From: Yonghong Song <yhs@fb.com>
Date: Tue, 18 Jul 2017 21:12:10 +0000 (-0700)
Subject: generate proper usdt code to prevent llvm meddling with ctx->#fields
X-Git-Tag: submit/tizen_4.0/20171018.110122~60^2
X-Git-Url: http://review.tizen.org/git/?a=commitdiff_plain;h=8206f547b8e3a669db49a3326affbef7012fec49;p=platform%2Fupstream%2Fbcc.git

generate proper usdt code to prevent llvm meddling with ctx->#fields

Qin reported a test case where llvm still messes up with ctx->#fields.
For code like below:
  switch(ctx->ip) {
    case 0x7fdf2ede9820ULL: *((int64_t *)dest) = *(volatile int64_t *)&ctx->r12; return 0;
    case 0x7fdf2edecd9cULL: *((int64_t *)dest) = *(volatile int64_t *)&ctx->bx; return 0;
  }
The compiler still generates:
    # r1 is the pointer to the ctx
    r1 += 24
    goto LBB0_4
  LBB0_3:
    r1 += 40
  LBB0_4:
    r3 = *(u64 *)(r1 + 0)
The verifier will reject the above code since the last load is not "ctx + field_offset"
format.

The responsible llvm optimization pass is CFGSimplifyPass. Its main implementation
in llvm/lib/Transforms/Utils/SimplifyCFG.cpp. The main routine to do the optimization
is SinkThenElseCodeToEnd. The routine canSinkInstructions is used to determine whether
an insn is a candidate for sinking.

Unfortunately, volatile load/store is not a condition to prevent the optimization.
But inline assembly is a condition which can prevent further optimization.
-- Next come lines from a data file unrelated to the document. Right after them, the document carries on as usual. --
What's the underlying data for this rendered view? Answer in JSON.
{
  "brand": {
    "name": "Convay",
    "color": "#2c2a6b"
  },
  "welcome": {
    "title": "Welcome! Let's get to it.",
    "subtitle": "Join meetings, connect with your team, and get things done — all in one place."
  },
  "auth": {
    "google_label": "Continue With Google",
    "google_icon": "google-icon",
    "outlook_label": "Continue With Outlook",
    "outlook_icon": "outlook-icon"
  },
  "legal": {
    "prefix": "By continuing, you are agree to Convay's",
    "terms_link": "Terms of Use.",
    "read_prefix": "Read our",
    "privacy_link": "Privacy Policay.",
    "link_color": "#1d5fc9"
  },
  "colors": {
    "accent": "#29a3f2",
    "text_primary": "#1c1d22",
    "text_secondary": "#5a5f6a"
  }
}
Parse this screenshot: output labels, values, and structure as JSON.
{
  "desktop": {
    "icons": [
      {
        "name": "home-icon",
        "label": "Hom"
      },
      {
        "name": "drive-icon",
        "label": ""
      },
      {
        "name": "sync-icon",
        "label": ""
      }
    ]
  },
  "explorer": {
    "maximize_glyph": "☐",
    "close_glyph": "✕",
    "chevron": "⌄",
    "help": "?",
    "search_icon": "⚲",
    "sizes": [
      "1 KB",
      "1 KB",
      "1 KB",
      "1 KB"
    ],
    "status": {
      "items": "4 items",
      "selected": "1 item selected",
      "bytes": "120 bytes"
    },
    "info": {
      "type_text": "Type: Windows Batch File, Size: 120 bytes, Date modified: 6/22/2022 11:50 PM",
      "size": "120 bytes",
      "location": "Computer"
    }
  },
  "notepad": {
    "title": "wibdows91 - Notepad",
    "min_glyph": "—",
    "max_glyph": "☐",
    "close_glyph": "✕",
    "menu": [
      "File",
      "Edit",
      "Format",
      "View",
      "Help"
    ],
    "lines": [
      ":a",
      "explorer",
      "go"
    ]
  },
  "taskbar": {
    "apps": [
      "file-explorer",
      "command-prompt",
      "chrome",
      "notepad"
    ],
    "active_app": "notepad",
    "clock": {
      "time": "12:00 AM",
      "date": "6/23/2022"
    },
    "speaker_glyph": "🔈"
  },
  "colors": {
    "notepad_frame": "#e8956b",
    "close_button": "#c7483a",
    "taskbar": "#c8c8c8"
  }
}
In this patch, instead of using volatile to annotate ctx->#field access, we do
normal ctx->#field access but put a compiler inline assembly memory barrier
   __asm__ __volatile__(\"\": : :\"memory\");
after the field access.

Tested with usdt unit test case, usdt_samples example, a couple of usdt unit tests
developed in the past.

Signed-off-by: Yonghong Song <yhs@fb.com>
---

diff --git a/src/cc/usdt.h b/src/cc/usdt.h
index ab14f2b1..313804f0 100644
--- a/src/cc/usdt.h
+++ b/src/cc/usdt.h
@@ -35,6 +35,9 @@ class ArgumentParser;
 static const std::string USDT_PROGRAM_HEADER =
     "#include <uapi/linux/ptrace.h>\n";
 
+static const std::string COMPILER_BARRIER =
+    "__asm__ __volatile__(\"\": : :\"memory\");";
+
 class Argument {
 private:
   optional<int> arg_size_;
diff --git a/src/cc/usdt_args.cc b/src/cc/usdt_args.cc
index ee1a3ee5..42fb360f 100644
--- a/src/cc/usdt_args.cc
+++ b/src/cc/usdt_args.cc
@@ -67,20 +67,27 @@ bool Argument::assign_to_local(std::ostream &stream,
   }
 
   if (!deref_offset_) {
-    tfm::format(stream, "%s = *(volatile %s *)&ctx->%s;", local_name, ctype(),
-                *base_register_name_);
+    tfm::format(stream, "%s = ctx->%s;", local_name, *base_register_name_);
+    // Put a compiler barrier to prevent optimization
+    // like llvm SimplifyCFG SinkThenElseCodeToEnd
+    // Volatile marking is not sufficient to prevent such optimization.
+    tfm::format(stream, " %s", COMPILER_BARRIER);
     return true;
   }
 
   if (deref_offset_ && !deref_ident_) {
-    tfm::format(stream, "{ u64 __addr = (*(volatile u64 *)&ctx->%s) + (%d)",
+    tfm::format(stream, "{ u64 __addr = ctx->%s + %d",
                 *base_register_name_, *deref_offset_);
     if (index_register_name_) {
       int scale = scale_.value_or(1);
-      tfm::format(stream, " + ((*(volatile u64 *)&ctx->%s) * %d);", *index_register_name_, scale);
+      tfm::format(stream, " + (ctx->%s * %d);", *index_register_name_, scale);
     } else {
       tfm::format(stream, ";");
     }
+    // Theoretically, llvm SimplifyCFG SinkThenElseCodeToEnd may still
+    // sink bpf_probe_read call, so put a barrier here to prevent sinking
+    // of ctx->#fields.
+    tfm::format(stream, " %s ", COMPILER_BARRIER);
     tfm::format(stream,
                 "%s __res = 0x0; "
                 "bpf_probe_read(&__res, sizeof(__res), (void *)__addr); "